51 Birch Street is a documentary of a filmmaker, Doug Block, going down the slippery slope of revisiting his parents’ marriage after his mom’s death. It was an inadvertent project. Like Capturing the Friedmans, most of the footage was shot as home video without any inkling it would become scenes of a story. The film is dense and introspective. It demands you to either look closely at your own relationships or tune out. As a married man, I don’t think I could tune it out. In a way, having the opportunity to look at a marriage this way is like a wish come true. It’s an examination of a couple at the end of life–not an examination of what this marriage was supposed to be, but what it was: prickly, difficult, boring, estranged, warm, loving, limited, broken and, on some level, successful.
Early in the film, the image of marriage is mentioned. Doug’s mom and dad–and most of their friends–got married with the sense that life would be like the movies. He even has photos of them looking like movie stars. His dad returns from WWII fit and handsome. He and his girl “fall madly in love” (meaning an intense physical attraction). They get married.
The film depicts two movie-inspired images of marriage. Image number one could be called the Silver Screen Romance. In my mind it’s Cary Grant and Katherine Hepburn embracing. That image was “marriage.” It was quickly followed up with image number two: Perfect Suburban Life. Picture an image in a glossy home magazine of the perfect family sitting down to breakfast. “Family.”

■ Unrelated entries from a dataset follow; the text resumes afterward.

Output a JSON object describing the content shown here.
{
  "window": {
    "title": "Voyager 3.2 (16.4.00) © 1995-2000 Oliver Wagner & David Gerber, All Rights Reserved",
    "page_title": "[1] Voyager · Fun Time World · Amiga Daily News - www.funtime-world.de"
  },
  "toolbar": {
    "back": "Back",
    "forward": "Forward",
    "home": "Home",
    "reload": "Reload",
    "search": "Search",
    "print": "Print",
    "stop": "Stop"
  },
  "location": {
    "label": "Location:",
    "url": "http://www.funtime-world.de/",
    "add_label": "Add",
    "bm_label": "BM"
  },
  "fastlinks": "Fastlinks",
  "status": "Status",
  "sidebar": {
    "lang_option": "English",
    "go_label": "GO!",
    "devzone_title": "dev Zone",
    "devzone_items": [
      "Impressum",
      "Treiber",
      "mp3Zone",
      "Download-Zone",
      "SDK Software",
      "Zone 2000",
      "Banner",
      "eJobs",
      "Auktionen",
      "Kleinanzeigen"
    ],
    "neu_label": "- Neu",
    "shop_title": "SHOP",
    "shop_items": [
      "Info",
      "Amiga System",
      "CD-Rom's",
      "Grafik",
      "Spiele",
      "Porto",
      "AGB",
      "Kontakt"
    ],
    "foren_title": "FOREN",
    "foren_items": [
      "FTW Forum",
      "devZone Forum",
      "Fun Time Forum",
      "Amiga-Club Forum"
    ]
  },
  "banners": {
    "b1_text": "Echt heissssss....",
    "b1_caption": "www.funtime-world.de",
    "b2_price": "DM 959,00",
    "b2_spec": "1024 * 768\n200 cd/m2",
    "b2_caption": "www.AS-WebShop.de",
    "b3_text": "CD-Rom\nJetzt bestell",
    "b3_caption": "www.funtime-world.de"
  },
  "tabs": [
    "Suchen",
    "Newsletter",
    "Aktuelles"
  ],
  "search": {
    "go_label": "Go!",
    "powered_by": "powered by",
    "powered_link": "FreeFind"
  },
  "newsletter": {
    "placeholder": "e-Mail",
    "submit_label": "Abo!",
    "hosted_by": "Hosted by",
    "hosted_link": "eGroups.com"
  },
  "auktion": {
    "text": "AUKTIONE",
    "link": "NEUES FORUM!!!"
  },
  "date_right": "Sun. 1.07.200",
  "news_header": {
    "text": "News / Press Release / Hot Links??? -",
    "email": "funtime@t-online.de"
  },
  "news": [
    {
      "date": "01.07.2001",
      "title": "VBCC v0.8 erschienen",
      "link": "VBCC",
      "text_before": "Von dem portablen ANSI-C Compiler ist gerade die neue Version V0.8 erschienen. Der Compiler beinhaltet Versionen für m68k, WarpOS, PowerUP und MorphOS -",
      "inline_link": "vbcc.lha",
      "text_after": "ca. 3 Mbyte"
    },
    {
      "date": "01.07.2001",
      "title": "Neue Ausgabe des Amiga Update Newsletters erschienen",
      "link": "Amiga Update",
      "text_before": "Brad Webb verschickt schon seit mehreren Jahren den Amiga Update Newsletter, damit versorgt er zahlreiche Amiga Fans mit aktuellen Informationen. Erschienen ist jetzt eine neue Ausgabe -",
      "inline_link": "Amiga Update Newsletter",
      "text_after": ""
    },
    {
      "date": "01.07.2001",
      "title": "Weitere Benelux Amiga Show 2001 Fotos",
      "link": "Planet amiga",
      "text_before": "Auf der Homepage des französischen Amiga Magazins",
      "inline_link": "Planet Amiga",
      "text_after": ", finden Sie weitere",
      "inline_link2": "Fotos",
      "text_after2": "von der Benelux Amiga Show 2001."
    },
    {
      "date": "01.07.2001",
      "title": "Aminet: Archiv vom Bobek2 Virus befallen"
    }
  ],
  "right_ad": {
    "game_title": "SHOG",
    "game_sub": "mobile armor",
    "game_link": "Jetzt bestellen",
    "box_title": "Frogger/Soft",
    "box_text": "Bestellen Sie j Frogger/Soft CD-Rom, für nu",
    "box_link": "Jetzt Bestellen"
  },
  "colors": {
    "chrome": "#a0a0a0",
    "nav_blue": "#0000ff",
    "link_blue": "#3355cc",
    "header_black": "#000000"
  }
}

These are the images real life has to stack up against. No wonder the messiness of life can feel like a tumor that needs to be cut out. What I love about little no-budget documentaries like Doug’s is they hold up the image of what life (in this case marriage) really is. It’s sobering. Honestly, I’m tempted to say it should be shown to every couple applying for a marriage license.
It’s tempting to say we’re more enlightened now. We know Cary Grant and Katherine Hepburn aren’t how it’s really supposed to be, and that 1950’s women were repressed. We know those images are false. But what about Julia Roberts and Hugh Grant? Oh yeah, they’re just movies. They’re not real. But when the credits roll on those films and I feel a subtle disappointment my relationship isn’t more like what I just watched, that feeling is real. I can’t deny the feeling. These are the images I’m talking about. Something false, yet something created to make me feel good so I’ll pay eight dollars for a ticket. It comes home from the theater with me as a feeling of what my relationship lacks. All for an eight dollar ticket. I’d rather have 51 Birch Street.








One Comment
Probably four times during 51 Birch Street I had to swallow the tears that were welling up in my throat. Was it because I was thrown into the turmoil of Mike and Mina’s marriage? Was it because I was
gaining a compassionate understanding of my parent’s marriage? Or was it because I was taking an honest look at my own marriage?
I’d say that it was all three of these things. It was such a raw, honest look at marriage that it made me feel sad and frustrated, but it also gave me hope that life can be wonderful in the midst of all of its real problems.